If I expose myself or my child to very small amounts of a trigger, can I teach the body to not react?

No. This is something you should not attempt without professional medical advice as it can be very dangerous. Anyone with an allergy should do everything they can to completely avoid or at least minimise their exposure to their particular triggers.

I’ve heard that allergies are best diagnosed and managed using ‘natural’ methods

There are several alternative ‘tests’ for allergy such as cytotoxic food testing, Vega testing, kinesiology, iridology, pulse testing, Alcat testing and Rinkel’s Intradermal skin testing. These tests have not been scientifically assessed, can be expensive, attract no Medicare rebate and have no useful role in the assessment of allergy. Scientifically validated tests ordered by your GP or allergy specialist, together with a medical history and examination are the safest and most effective way to diagnose allergies. 
Medicare rebates apply to Australian residents only.

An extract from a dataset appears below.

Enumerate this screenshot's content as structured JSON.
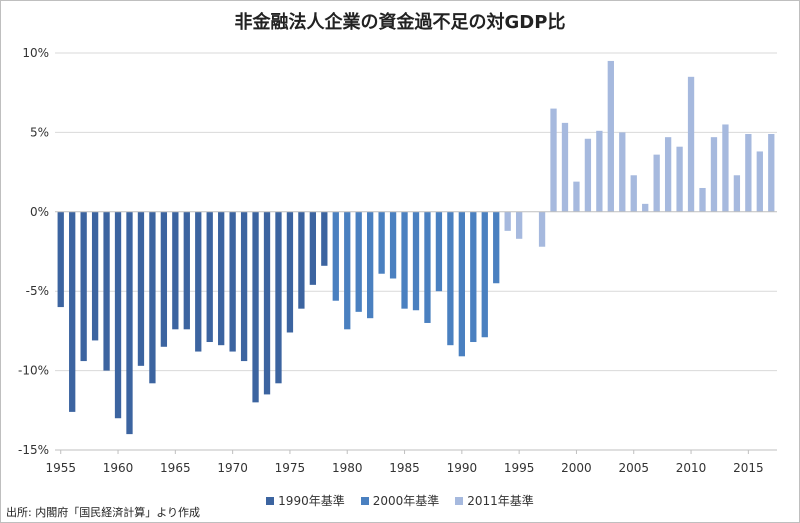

If you decide to use dietary supplements, or other complementary and alternative medicines to treat an allergy it is important to let your doctor know. Alternative medicines can interfere with prescribed medicines, leading to undesirable side effects. You should also be aware that alternative medicines have not been subjected to the rigorous study of effectiveness and side effects that conventional drugs undergo.

What can I do to help if someone is having an anaphylactic reaction?

There are 4 steps you should take immediately if you think someone is having an anaphylactic reaction.

  1. Lay the person down flat.
  2. Check if they are carrying an adrenaline auto-injector and if so, inject immediately into the outer mid thigh. Administer the injection even if you are not sure it is anaphylaxis. If you are not sure, it is much less dangerous to give adrenaline than not to give it.
  3. Phone 000 in Australia or 111 in New Zealand and ask for an ambulance. Be clear about where you are, the symptoms the person has, any treatment you have given and how they have responded to that treatment.
  4. Commence CPR if necessary.

In addition, when it is safe to do so contact a parent/guardian or other emergency contact and let them know what has happened.